Skip to content

A good Git repository

Note

This list is inspired by the JOSS review criteria and by the Data Carpentry project's reproducibility.

This lists all the important parts of a good Git repository, that is a repository that others will want to use/replicate/browse. If you work alone with your own private repository, those tips are not necessary useful. They are for the final code that will come with your MSc thesis.

General

  • The repository should be publicly available

Documentation

  • There should be a README file that indicates

    • The purpose of the project, what the code is for,
    • Installation instructions
    • Example usage
    • API documentation (if this applies)
  • The README should be a text file (readme.md or readme.txt), and not a binary file like Word

  • There should be a LICENSE file. (Help with choosing a license)
  • There should be a CITATION file that tells users how to site the project, data, and code
  • A changelog.md detailing the changes between the releases should be available (help with changelog)
  • There should be clear guidelines for third-parties wishing to: (1) contribute to the software; (2) report issues or problems with the software; (3) seek support

Organization

  • Folders should be used to separate data, code, documentation, and results

    • It is the custom to put all source code in /src
    • And /test for unit tests
    • But each language will have different setups and habits
    • The files should use a consistent naming scheme that indicates what they contain

Files that should not be added to the repository

All files that are created by compiling/running code should not be added to the Git repository.
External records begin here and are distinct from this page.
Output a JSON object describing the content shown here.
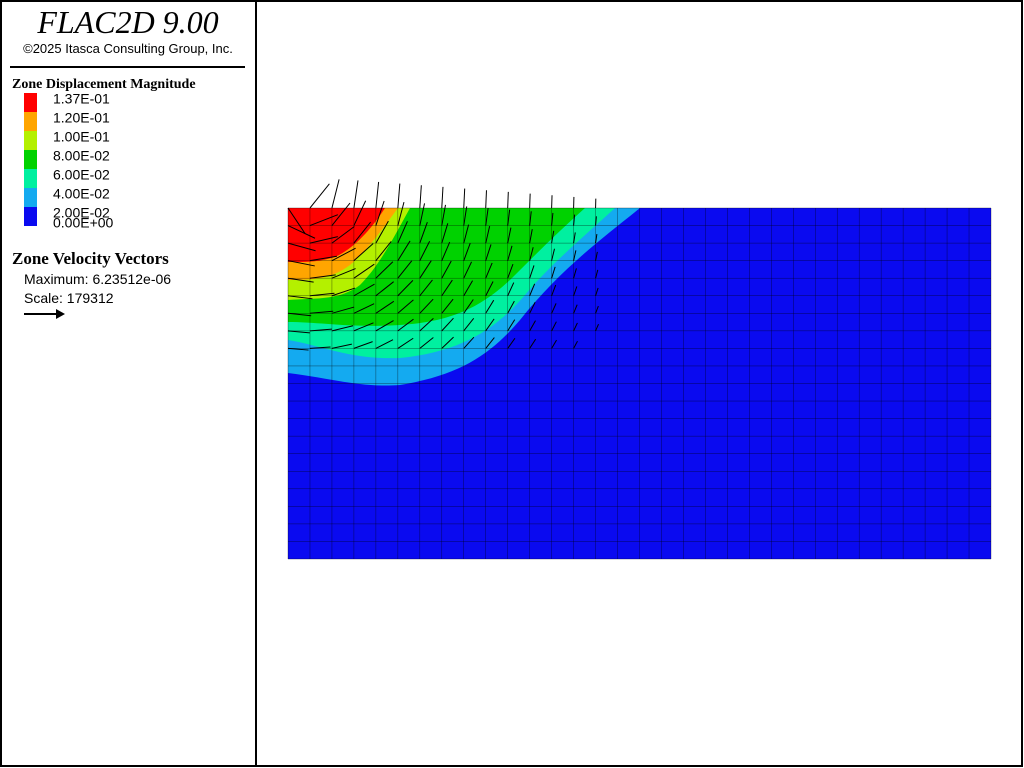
{
  "header": {
    "title": "FLAC2D 9.00",
    "copyright": "©2025 Itasca Consulting Group, Inc."
  },
  "legend": {
    "title": "Zone Displacement Magnitude",
    "items": [
      {
        "label": "1.37E-01",
        "color": "#ff0000"
      },
      {
        "label": "1.20E-01",
        "color": "#ffa500"
      },
      {
        "label": "1.00E-01",
        "color": "#b4f000"
      },
      {
        "label": "8.00E-02",
        "color": "#00d200"
      },
      {
        "label": "6.00E-02",
        "color": "#00f0a0"
      },
      {
        "label": "4.00E-02",
        "color": "#14aaf0"
      },
      {
        "label": "2.00E-02",
        "color": "#0a0af0"
      }
    ],
    "last_label": "0.00E+00"
  },
  "vectors": {
    "title": "Zone Velocity Vectors",
    "maximum": "Maximum: 6.23512e-06",
    "scale": "Scale: 179312"
  }
}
You can configure you repository to ignore files (so that you don't see them as modified and not committed to the repository).

Examples of files to ignore:

  • *.pyc for Python
  • *.aux for LaTeX
  • *.pdf for LaTeX
  • /build the whole build folder for C++

Software

  • There should be releases to package the software (how to create a release)
  • Is a container available to run the proiect (eg Docker)?
  • Are unit tests available for the code?

Data

  • If you project has data: are they included or a link is provided?
  • If data is not included, is this because it is not necessary or generated as part of the project?
  • Are your raw data (if any) and processed data files separated?

Others

  • The code should be well documented
  • Does the repository make use of continuous integration tools to insure internal reproduciblity?